Happy Sunday everyone. I came across a 10 unit apartment building for sale in a smaller city in Kansas. This area has several factories in the area that support the community. Each unit has 2 bedroom and 1.5 baths. I am considering offering 400,000, it is a bank owned property currently. They are asking 600,000 and it has been vacant during the sale as bank owned property for almost two years. They haven't lowered the price in over a year at this point. There are no records from any of the previous owners as to the prior income on the property. The apartment need the basics, carpet, paint, cleaning and minor repairs as well as replacement of a few ranges. I'm figuring about 50,000 to get the apartments ready for rent. These units are all metered separately. The realtor I'm dealing with has a management company and he said he would charge 10 percent of the rent per unit. Rent has been estimated at 400.00-500.00 per unit and property insurance is estimated at 8700.00 a year.

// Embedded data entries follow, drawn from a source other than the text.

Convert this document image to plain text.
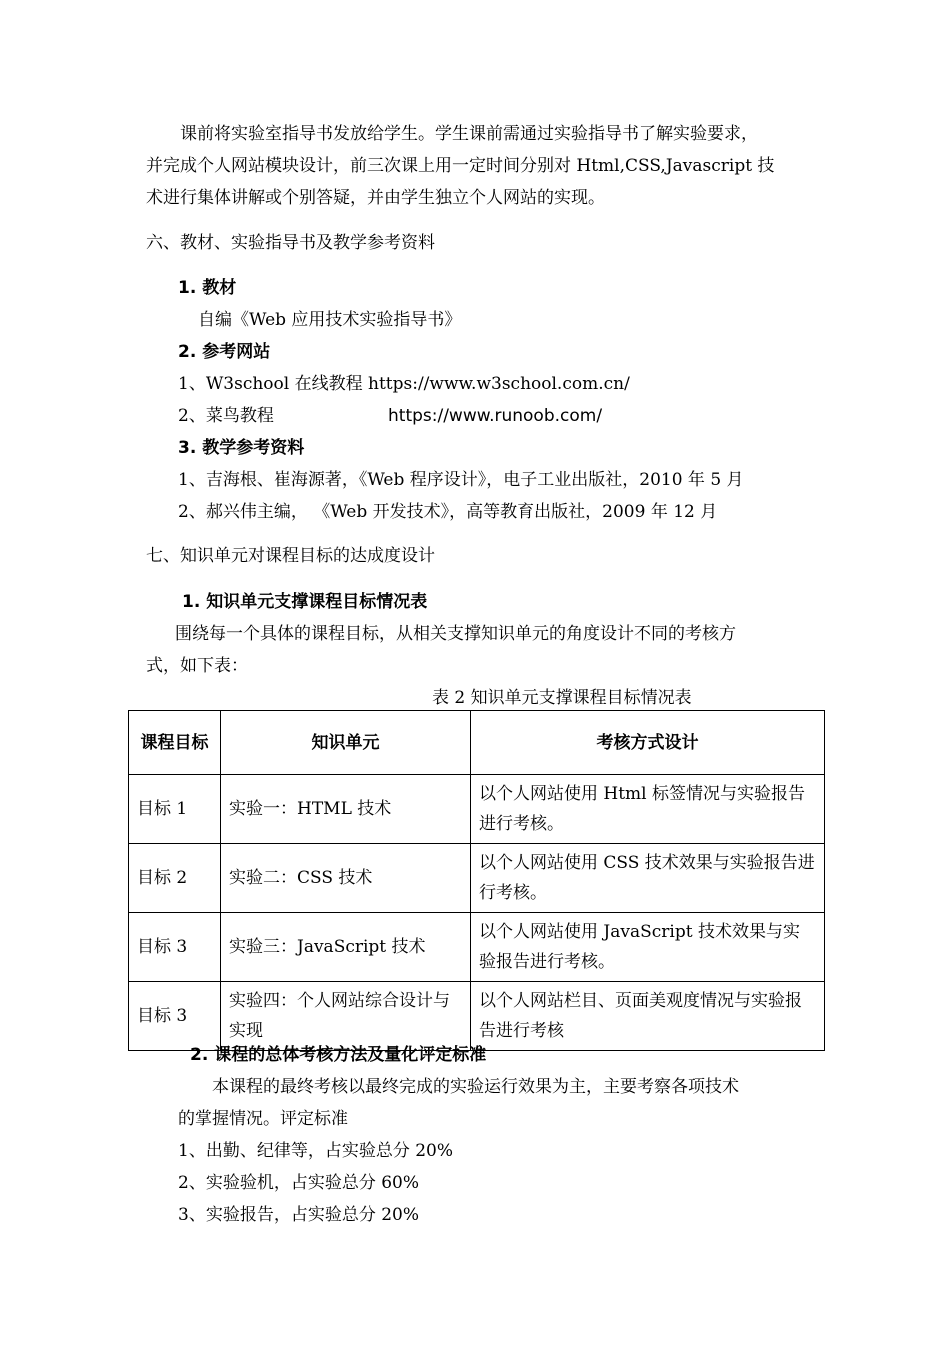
课前将实验室指导书发放给学生。学生课前需通过实验指导书了解实验要求，
并完成个人网站模块设计，前三次课上用一定时间分别对 Html,CSS,Javascript 技
术进行集体讲解或个别答疑，并由学生独立个人网站的实现。
六、教材、实验指导书及教学参考资料
1. 教材
自编《Web 应用技术实验指导书》
2. 参考网站
1、W3school 在线教程 https://www.w3school.com.cn/
2、菜鸟教程	https://www.runoob.com/
3. 教学参考资料
1、吉海根、崔海源著，《Web 程序设计》，电子工业出版社，2010 年 5 月
2、郝兴伟主编， 《Web 开发技术》，高等教育出版社，2009 年 12 月
七、知识单元对课程目标的达成度设计
1. 知识单元支撑课程目标情况表
围绕每一个具体的课程目标，从相关支撑知识单元的角度设计不同的考核方
式，如下表：
表 2 知识单元支撑课程目标情况表
课程目标	知识单元	考核方式设计
目标 1	实验一：HTML 技术	以个人网站使用 Html 标签情况与实验报告进行考核。
目标 2	实验二：CSS 技术	以个人网站使用 CSS 技术效果与实验报告进行考核。
目标 3	实验三：JavaScript 技术	以个人网站使用 JavaScript 技术效果与实验报告进行考核。
目标 3	实验四：个人网站综合设计与实现	以个人网站栏目、页面美观度情况与实验报告进行考核
2. 课程的总体考核方法及量化评定标准
本课程的最终考核以最终完成的实验运行效果为主，主要考察各项技术
的掌握情况。评定标准
1、出勤、纪律等，占实验总分 20%
2、实验验机，占实验总分 60%
3、实验报告，占实验总分 20%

Turns out, part of the building is located at the end of a flood plain which adds an additional 4000.00 a year in insurance totaling the 8700. It is very hard for me to value this apartment because it has no income. I would appreciate any input as to whether this seems like a good deal or am I just spinning my wheels? Thanks so much, Maggie
I'm in Oklahoma so I don't know the area or the conditions at the property but for the projected income and the risks you are taking, I would offer closer to $300k and plan on $100k to get it up and stabilized.
Don't hesitate to start even lower. I would check comparable sales in the area. I generally shoot for $20k per unit all in to get those gross numbers.
I focus my investing on low cost, high cash flow properties and you need to make sure you buy them right. Good luck.
What the bank is asking is not relevant. As a vacant / non-performing / distressed property the question becomes what will it take (time & $) to stabilize and at that point what will it be worth.
If I take the mid-point of your estimated market rents (get independent confirmation of everything!!!), at full occupancy, the property will generate $50K per year ($450 x 10 x 12). With separately metered utilities, the operating costs might be a bit lower then 50% but really need to understand the condition of the building, age of major systems (e.g. Roof, Heating, etc.) and how long before things like appliances / carpeting need to be replaced in all units.
Assuming it generates $50K / y and expenses run 50%, you are left with $25K NOI before replacement reserve. If you are "all in" for $420K ($400K purchase + 10 x $2K per unit) that is 6.5 CAP. That may be acceptable for a California property but I suspect you can do much better then that in small city / Kansas market. There are many major markets in the mid-west where quality properties generate 10% or more so your $400K should generate $40K if not more.
If this was a "Class A" property, with a solid history in a major urban center, perhaps but otherwise - too much money for too little quantity / quality and too much risk as you are far away depending on people you have not done business with before to look out for your best interests (unlikely at best).
Paul and Oren, Thank you so much for your input. This is exactly what I need. The numbers don't add up at this price point. I think perhaps $200,000 may work much better but the fact that I'm not close to the property does leave my pocketbook and stomach unsettled. I think I'll stick to what I know I can do which is flip properties for now.
Thank you again.
Johnathan and Evan, thank you both for your response to my inquiry. I agree that there is just too much missing information to move forward on this purchase. Thank you very much for the input and opening my eyes. This is a learning experience for me and I'm grateful for the help.